ALL the pioneering research work for the world’s first jet seaplane was carried out at the Marine Aircraft Experimental Establishment at RAF Helensburgh and Rhu.
The Morris Furniture Company of Glasgow provided wooden models of the world’s first jet propelled seaplane fighter produced by Saunders Roe, as before the prototype could be made and flown, scale models had to be produced and tested.
Robin Bird, whose father Bob was the MAEE photographer and who has written two books about MAEE, said: “These scale models — some radio controlled — must have been the ultimate ‘boy’s toy’ of their day.”
MAEE used flying scale model planes (such as the one pictured below right) to test new aircraft designs, following trials of hull designs in the water tank at the Hydro Ballistic Research Establishment in Glen Fruin or Helensburgh skating pond.
The most ambitious flying model was that of the proposed Saunders Roe A1 jet seaplane as it was radio-controlled.
The seaplane made its maiden flight on July 16 1947, flown by Geoffrey Tyson, after MAEE had returned to Felixstowe, where research continued despite uncertainty for its need following the end of the war.
The actual prototype and its two sister aircraft were soon grounded for modifications.
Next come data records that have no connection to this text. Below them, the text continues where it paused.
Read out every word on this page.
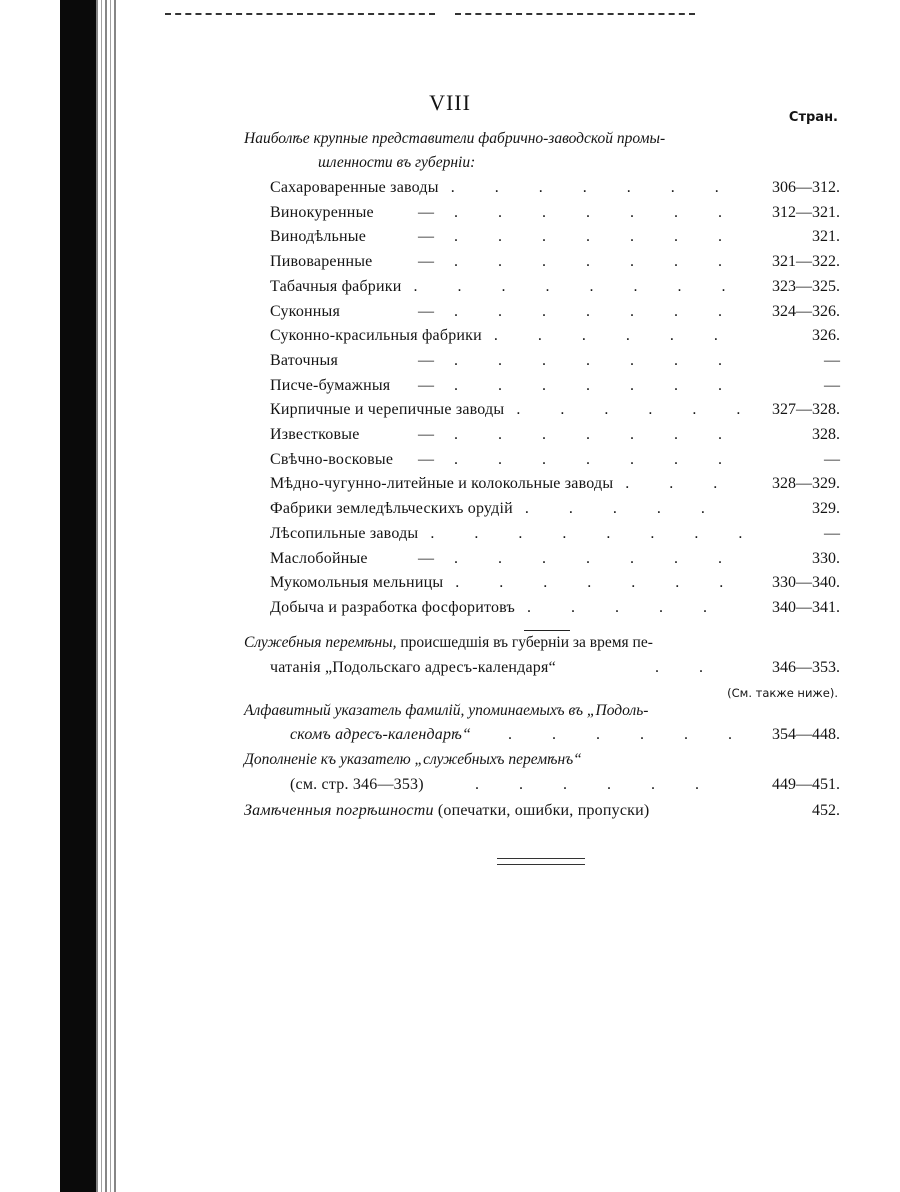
VIII
Стран.
Наиболѣе крупные представители фабрично-заводской промы-
шленности въ губерніи:
Сахароваренные заводы	306—312.
.
Винокуренные	312—321.
—
.
Винодѣльные	321.
—
.
Пивоваренные	321—322.
—
.
Табачныя фабрики	323—325.
.
Суконныя	324—326.
—
.
Суконно-красильныя фабрики	326.
.
Ваточныя	—
—
.
Писче-бумажныя	—
—
.
Кирпичные и черепичные заводы	327—328.
.
Известковые	328.
—
.
Свѣчно-восковые	—
—
.
Мѣдно-чугунно-литейные и колокольные заводы	328—329.
.
Фабрики земледѣльческихъ орудій	329.
.
Лѣсопильные заводы	—
.
Маслобойные	330.
—
.
Мукомольныя мельницы	330—340.
.
Добыча и разработка фосфоритовъ	340—341.
.
Служебныя перемѣны, происшедшія въ губерніи за время пе-
чатанія „Подольскаго адресъ-календаря“ .	346—353.
(См. также ниже).
Алфавитный указатель фамилій, упоминаемыхъ въ „Подоль-
скомъ адресъ-календарѣ“ .	354—448.
Дополненіе къ указателю „служебныхъ перемѣнъ“
(см. стр. 346—353) .	449—451.
Замѣченныя погрѣшности (опечатки, ошибки, пропуски)	452.
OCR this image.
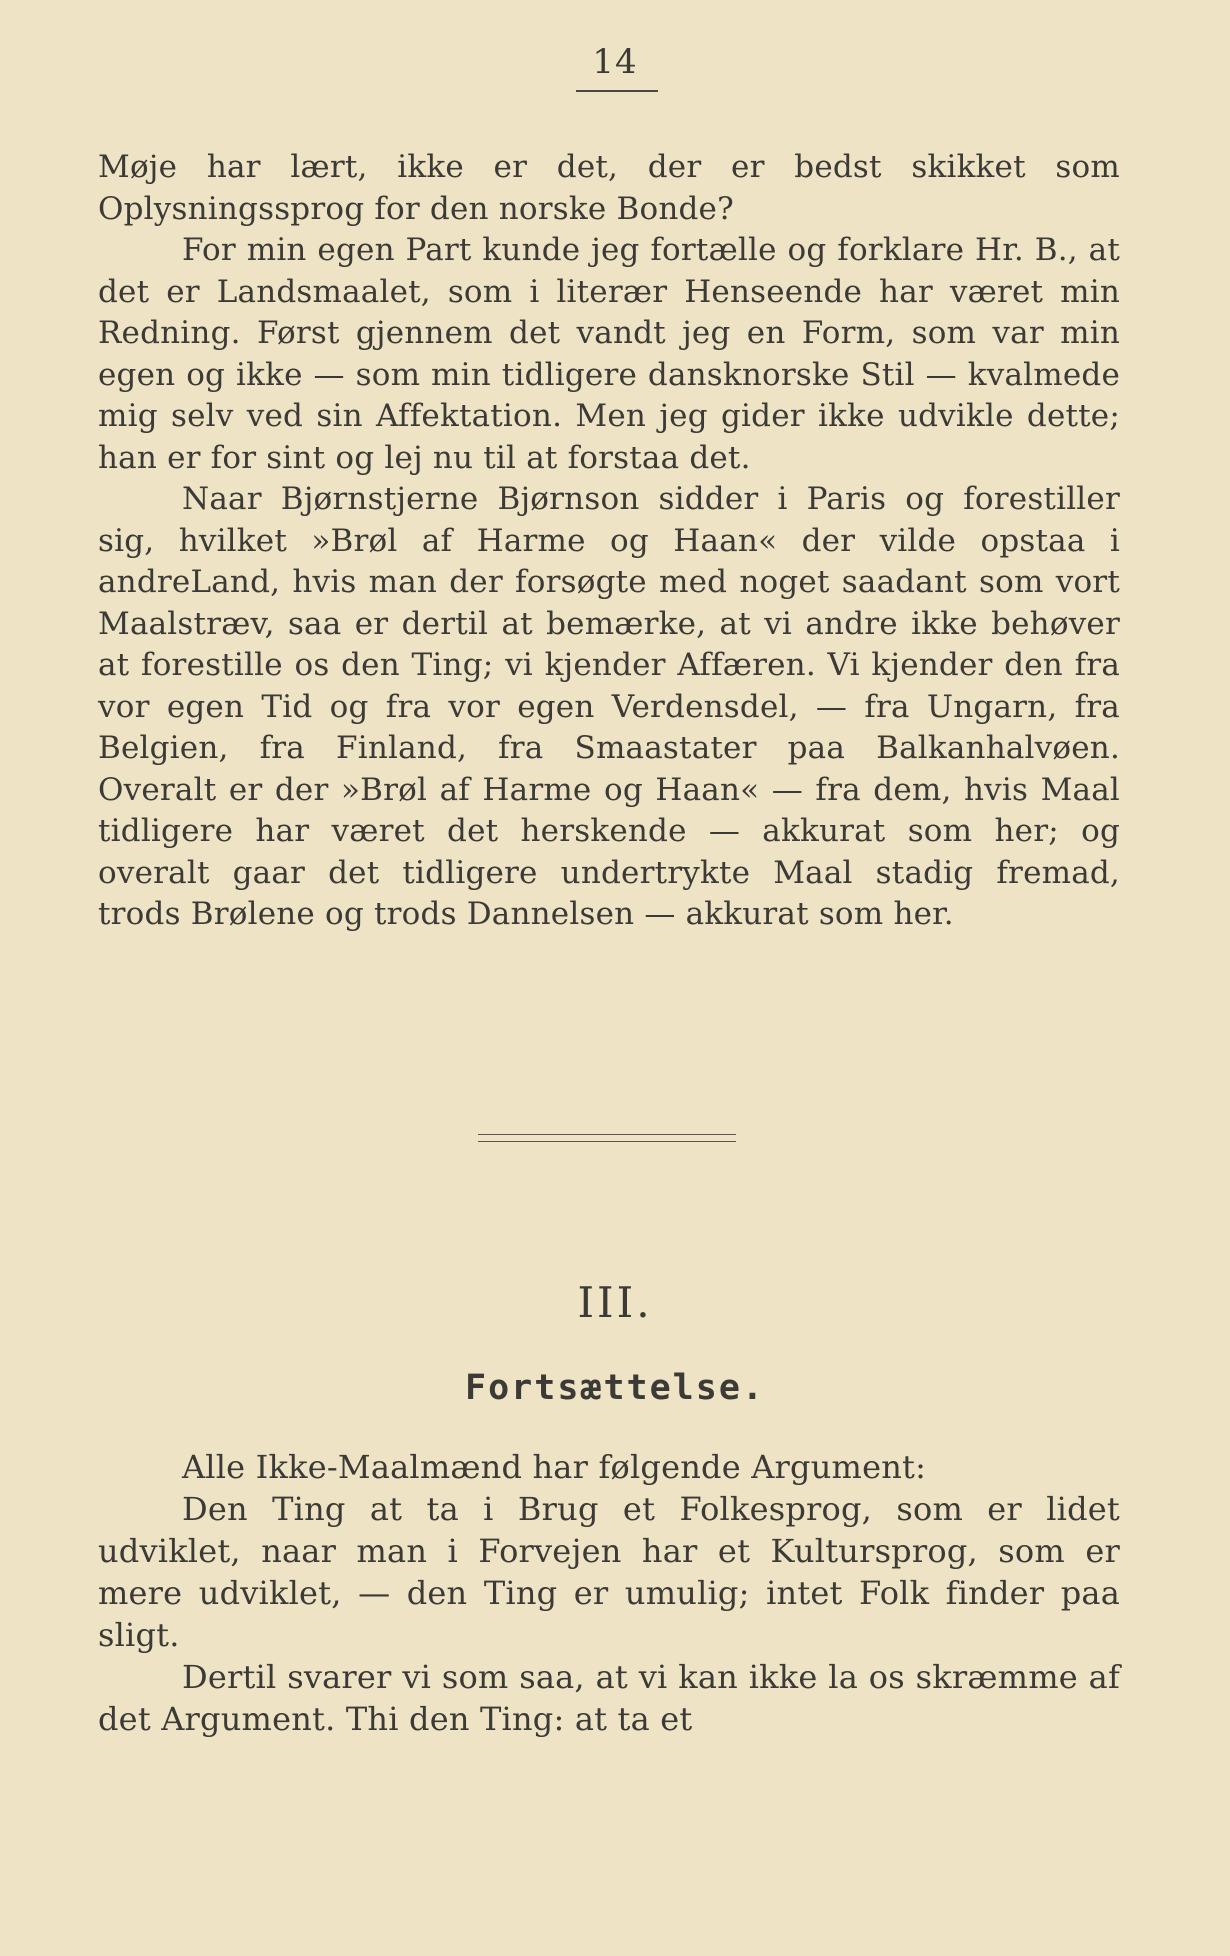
14

Møje har lært, ikke er det, der er bedst skikket som Oplysningssprog for den norske Bonde?

For min egen Part kunde jeg fortælle og forklare Hr. B., at det er Landsmaalet, som i literær Henseende har været min Redning. Først gjennem det vandt jeg en Form, som var min egen og ikke — som min tidligere dansknorske Stil — kvalmede mig selv ved sin Affektation. Men jeg gider ikke udvikle dette; han er for sint og lej nu til at forstaa det.

Naar Bjørnstjerne Bjørnson sidder i Paris og forestiller sig, hvilket »Brøl af Harme og Haan« der vilde opstaa i andreLand, hvis man der forsøgte med noget saadant som vort Maalstræv, saa er dertil at bemærke, at vi andre ikke behøver at forestille os den Ting; vi kjender Affæren. Vi kjender den fra vor egen Tid og fra vor egen Verdensdel, — fra Ungarn, fra Belgien, fra Finland, fra Smaastater paa Balkanhalvøen. Overalt er der »Brøl af Harme og Haan« — fra dem, hvis Maal tidligere har været det herskende — akkurat som her; og overalt gaar det tidligere undertrykte Maal stadig fremad, trods Brølene og trods Dannelsen — akkurat som her.

III.
Fortsættelse.

Alle Ikke-Maalmænd har følgende Argument:

Den Ting at ta i Brug et Folkesprog, som er lidet udviklet, naar man i Forvejen har et Kultursprog, som er mere udviklet, — den Ting er umulig; intet Folk finder paa sligt.

Dertil svarer vi som saa, at vi kan ikke la os skræmme af det Argument. Thi den Ting: at ta et
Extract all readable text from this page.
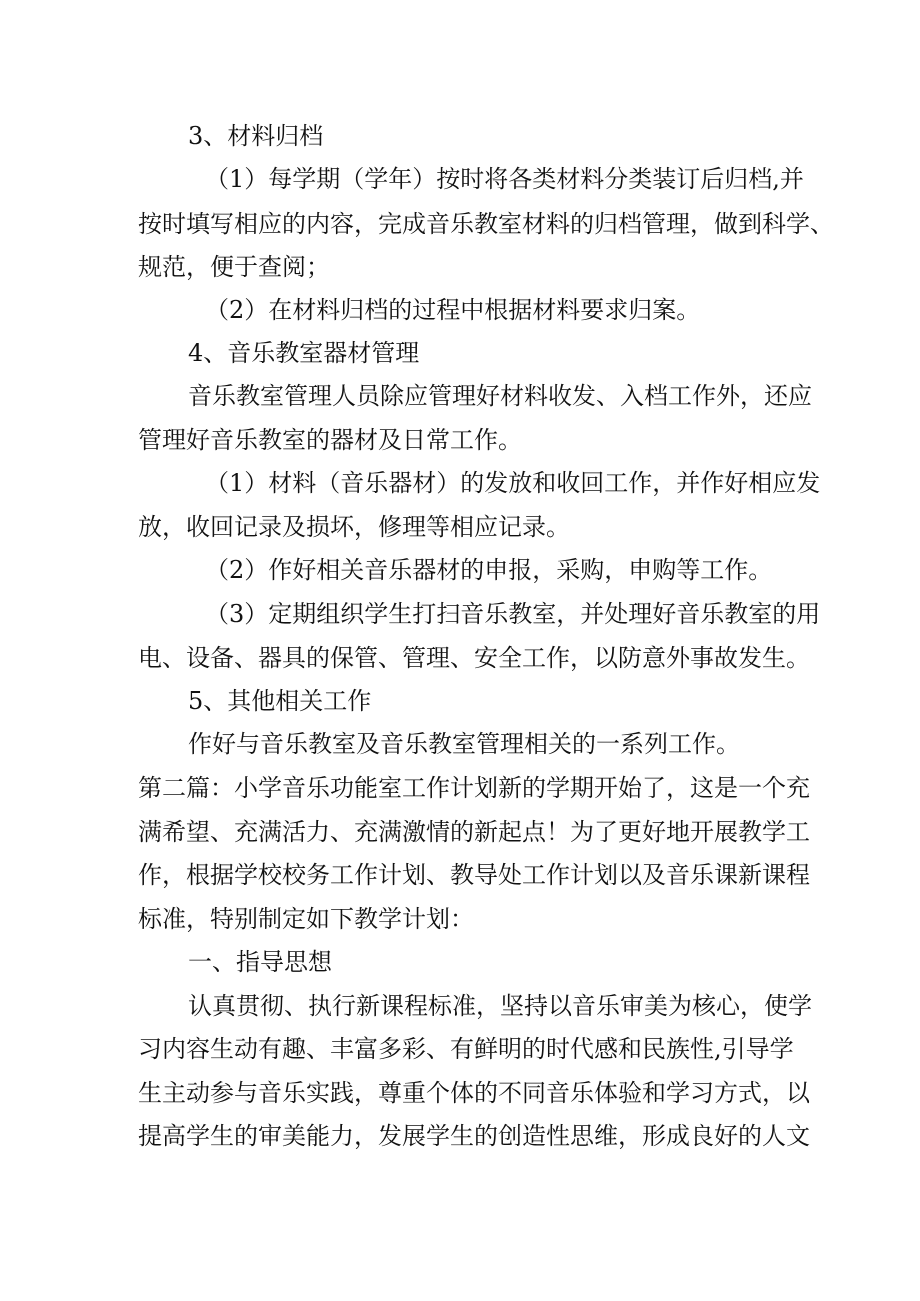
3、材料归档
（1）每学期（学年）按时将各类材料分类装订后归档,并
按时填写相应的内容，完成音乐教室材料的归档管理，做到科学、
规范，便于查阅；
（2）在材料归档的过程中根据材料要求归案。
4、音乐教室器材管理
音乐教室管理人员除应管理好材料收发、入档工作外，还应
管理好音乐教室的器材及日常工作。
（1）材料（音乐器材）的发放和收回工作，并作好相应发
放，收回记录及损坏，修理等相应记录。
（2）作好相关音乐器材的申报，采购，申购等工作。
（3）定期组织学生打扫音乐教室，并处理好音乐教室的用
电、设备、器具的保管、管理、安全工作，以防意外事故发生。
5、其他相关工作
作好与音乐教室及音乐教室管理相关的一系列工作。
第二篇：小学音乐功能室工作计划新的学期开始了，这是一个充
满希望、充满活力、充满激情的新起点！为了更好地开展教学工
作，根据学校校务工作计划、教导处工作计划以及音乐课新课程
标准，特别制定如下教学计划：
一、指导思想
认真贯彻、执行新课程标准，坚持以音乐审美为核心，使学
习内容生动有趣、丰富多彩、有鲜明的时代感和民族性,引导学
生主动参与音乐实践，尊重个体的不同音乐体验和学习方式，以
提高学生的审美能力，发展学生的创造性思维，形成良好的人文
For various reasons progress was slow, not helped by the cold winter of 1947-48.
It was then intended to give the jet seaplane concept a boost at a public display, the Battle of Britain Air Show of 1949.
MAEE Squadron Leader K.A.Major took the controls for the rehearsal, and was killed when SRA-1 TG271 crashed.
“This fatal flying accident heralded the end of the MAEE, military seaplanes and flying boats,” Robin said.
“The RAF no longer wanted seaplanes or flying boats. The Government was making cuts.
“During World War Two so many airfields had been established worldwide that flying boats were no longer required by the RAF.
“It is fair to say, however, that flying boat and seaplane research reached a peak of achievement at RAF Helensburgh and helped defeat the U-Boat threat.”
The final flight by the MAEE involved a Sunderland in 1953 before it disbanded.
Some of the information for this article was provided by Charles MacKay, archivist for the Morris Furniture Company, which still exists and in 2010 relocated to new premises.
During World War Two the Morris Furniture Company made a major contribution to the war effort — including making parts for the Mosquito fighter-bomber and wooden stocks for Enfield rifles.
This aspect of its work is in the public domain. What is not as well known is that Morris Furniture embarked upon secret projects for the Government and Barnes Wallis, inventor of the Bouncing Bomb.
MAEE conducted trials of both the Upkeep and Highball bouncing bombs, the latter taking place on Loch Striven, where an old battleship was moored as the target.
Highball test bombs were basically dummy bombs, made of wood and produced to specification by Morris Furniture. They each weighed 1,100lbs and were designed to be buoyant for examination after the trials.
Charles came across the MAEE articles on this website, offered to assist with information and drawings from his company’s archive, and was put in contact with Robin.
Since then he has provided some more valuable pieces to the jigsaw of information about MAEE.